Alkira Secondary College, formerly Casey Central Secondary College, is a public government secondary school in Cranbourne North, Victoria, Australia. It opened with Year 7 classes in 2009 and currently has a student population of 1,621 students.

Location 
Alkira Secondary College is situated on Nurture Avenue, Cranbourne North, in the Eve Estate residential development. It is also not far from Hillsmeade Primary School, where Alkira first was established. The area surrounding the school was originally semirural, with the school bordering a farm on two sides. However, since early 2013 much of the area surrounding the school has been turned into newly established suburbs, the school however continues to be bordered by the same farm.

Design and planning 
The school follows a "private-public partnership", one of only a few in the state. The secondary college has modern design and architecture in mind, including smaller learning centres within the school. The school's design model is very similar to that of the regeneration of Dandenong High School model.

About the school
The College is divided into "learning communities". The layout of the College is based on contemporary principles in school design.
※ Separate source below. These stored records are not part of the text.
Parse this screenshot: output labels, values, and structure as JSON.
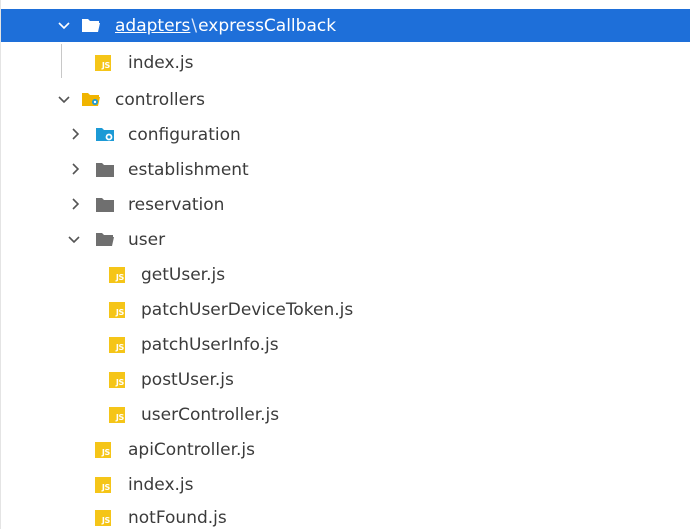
{
  "explorer": {
    "adapters_row": {
      "folder": "adapters",
      "separator": "\\",
      "subfolder": "expressCallback",
      "expanded": true,
      "selected": true
    },
    "rows": [
      {
        "label": "index.js",
        "type": "js"
      },
      {
        "label": "controllers",
        "type": "folder-special",
        "expanded": true
      },
      {
        "label": "configuration",
        "type": "folder-config",
        "expanded": false
      },
      {
        "label": "establishment",
        "type": "folder",
        "expanded": false
      },
      {
        "label": "reservation",
        "type": "folder",
        "expanded": false
      },
      {
        "label": "user",
        "type": "folder",
        "expanded": true
      },
      {
        "label": "getUser.js",
        "type": "js"
      },
      {
        "label": "patchUserDeviceToken.js",
        "type": "js"
      },
      {
        "label": "patchUserInfo.js",
        "type": "js"
      },
      {
        "label": "postUser.js",
        "type": "js"
      },
      {
        "label": "userController.js",
        "type": "js"
      },
      {
        "label": "apiController.js",
        "type": "js"
      },
      {
        "label": "index.js",
        "type": "js"
      },
      {
        "label": "notFound.js",
        "type": "js"
      }
    ],
    "colors": {
      "selection": "#1e6fd9",
      "js_icon": "#f5c518",
      "folder": "#6f6f6f",
      "folder_special": "#f0b400",
      "folder_config": "#1c9ad6"
    }
  }
}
The learning neighbourhoods include open planned classrooms for up to 25 students, work spaces for small groups, for flexible spaces for art and science in junior levels and links to specialist areas for Design and Technology Studies, Health and Physical Education, and the Performing Arts. They feature open, large scale learning areas, interview spaces that substitute as a work space for 3-4 students, links to the outdoors environment and breakout areas for a range of teaching and learning activities.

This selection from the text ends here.